= Máel Ruanaid mac Donnchada Midi =

Máel Ruanaid mac Donnchada Midi (died 843) was a King of Uisnech in Mide of the Clann Cholmáin. He was the son of the High King of Ireland, Donnchad Midi (died 797) and half brother of the high king Conchobar mac Donnchada (died 833). He ruled in Uisnech from 833-843.

He succeeded his brother as King of Uisnech in 833, but did not succeed to the high kingship, which rotated amongst the Clann Cholmain, and the Cenél nÉogain of the Northern Ui Neill at this time. Niall Caille became high king as representative of the northern branch.

Niall Caille, to ensure his authority, raids Meath in the year 835. Meath was also caught up in the war between Niall Caille and Feidlimid mac Crimthainn, the King of Munster. Feidlimid raided Meath and Brega in an advance on Tara in 840, where he was halted by Niall.

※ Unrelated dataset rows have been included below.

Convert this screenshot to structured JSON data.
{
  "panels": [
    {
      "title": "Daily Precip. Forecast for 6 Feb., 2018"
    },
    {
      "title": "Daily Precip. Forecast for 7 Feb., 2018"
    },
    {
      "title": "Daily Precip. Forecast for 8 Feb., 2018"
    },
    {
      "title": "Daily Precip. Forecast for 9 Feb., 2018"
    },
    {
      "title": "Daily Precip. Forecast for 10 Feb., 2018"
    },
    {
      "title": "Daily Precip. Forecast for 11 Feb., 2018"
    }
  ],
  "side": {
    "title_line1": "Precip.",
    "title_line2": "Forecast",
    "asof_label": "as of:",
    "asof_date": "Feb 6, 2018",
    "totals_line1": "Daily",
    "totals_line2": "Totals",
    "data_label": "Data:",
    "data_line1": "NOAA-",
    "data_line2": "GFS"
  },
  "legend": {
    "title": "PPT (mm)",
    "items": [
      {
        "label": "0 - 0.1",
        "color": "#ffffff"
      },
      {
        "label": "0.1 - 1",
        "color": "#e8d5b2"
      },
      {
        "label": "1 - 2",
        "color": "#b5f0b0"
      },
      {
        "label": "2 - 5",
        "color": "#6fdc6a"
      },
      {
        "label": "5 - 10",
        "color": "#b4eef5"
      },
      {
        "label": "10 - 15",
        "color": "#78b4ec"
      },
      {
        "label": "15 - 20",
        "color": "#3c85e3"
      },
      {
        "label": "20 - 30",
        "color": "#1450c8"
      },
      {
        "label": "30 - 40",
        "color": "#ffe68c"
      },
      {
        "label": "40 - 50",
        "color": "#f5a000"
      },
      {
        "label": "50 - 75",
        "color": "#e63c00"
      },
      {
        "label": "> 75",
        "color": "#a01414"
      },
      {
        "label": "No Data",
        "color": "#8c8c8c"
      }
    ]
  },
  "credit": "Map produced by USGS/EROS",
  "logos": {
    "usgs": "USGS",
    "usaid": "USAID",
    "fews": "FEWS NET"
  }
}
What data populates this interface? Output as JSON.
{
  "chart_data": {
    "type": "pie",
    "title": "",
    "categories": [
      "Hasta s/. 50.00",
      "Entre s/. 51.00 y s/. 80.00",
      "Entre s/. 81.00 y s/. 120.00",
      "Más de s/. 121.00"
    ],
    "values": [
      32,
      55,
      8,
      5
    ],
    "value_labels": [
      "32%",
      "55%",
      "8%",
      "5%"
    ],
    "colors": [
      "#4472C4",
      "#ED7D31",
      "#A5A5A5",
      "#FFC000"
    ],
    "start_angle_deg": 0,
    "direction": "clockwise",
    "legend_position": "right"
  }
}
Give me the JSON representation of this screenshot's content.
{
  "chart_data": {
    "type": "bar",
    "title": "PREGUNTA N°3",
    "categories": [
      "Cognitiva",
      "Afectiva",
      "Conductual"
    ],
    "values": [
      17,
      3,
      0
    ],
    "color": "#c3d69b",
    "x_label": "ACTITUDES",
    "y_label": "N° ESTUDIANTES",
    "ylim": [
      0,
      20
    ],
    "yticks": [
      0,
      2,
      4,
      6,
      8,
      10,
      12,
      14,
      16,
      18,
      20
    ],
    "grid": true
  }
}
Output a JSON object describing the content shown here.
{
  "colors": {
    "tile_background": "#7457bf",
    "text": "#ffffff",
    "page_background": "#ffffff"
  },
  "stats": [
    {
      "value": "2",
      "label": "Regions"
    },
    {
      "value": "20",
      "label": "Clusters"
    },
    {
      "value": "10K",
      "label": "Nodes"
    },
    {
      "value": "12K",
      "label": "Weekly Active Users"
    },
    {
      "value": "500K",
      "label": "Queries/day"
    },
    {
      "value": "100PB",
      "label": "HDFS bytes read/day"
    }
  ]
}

In 841 Máel Ruanaid was defeated by his nephew Diarmait mac Conchobair, and was temporarily ousted from the throne, but his son Máel Sechnaill mac Maíl Ruanaid (died 862) killed Diarmait on the same day — thereby saving his father and his throne.
His sons included Flann mac Máele Ruanaid (died 845), who was King of Mide, and Máel Sechnaill, who became High King in 846.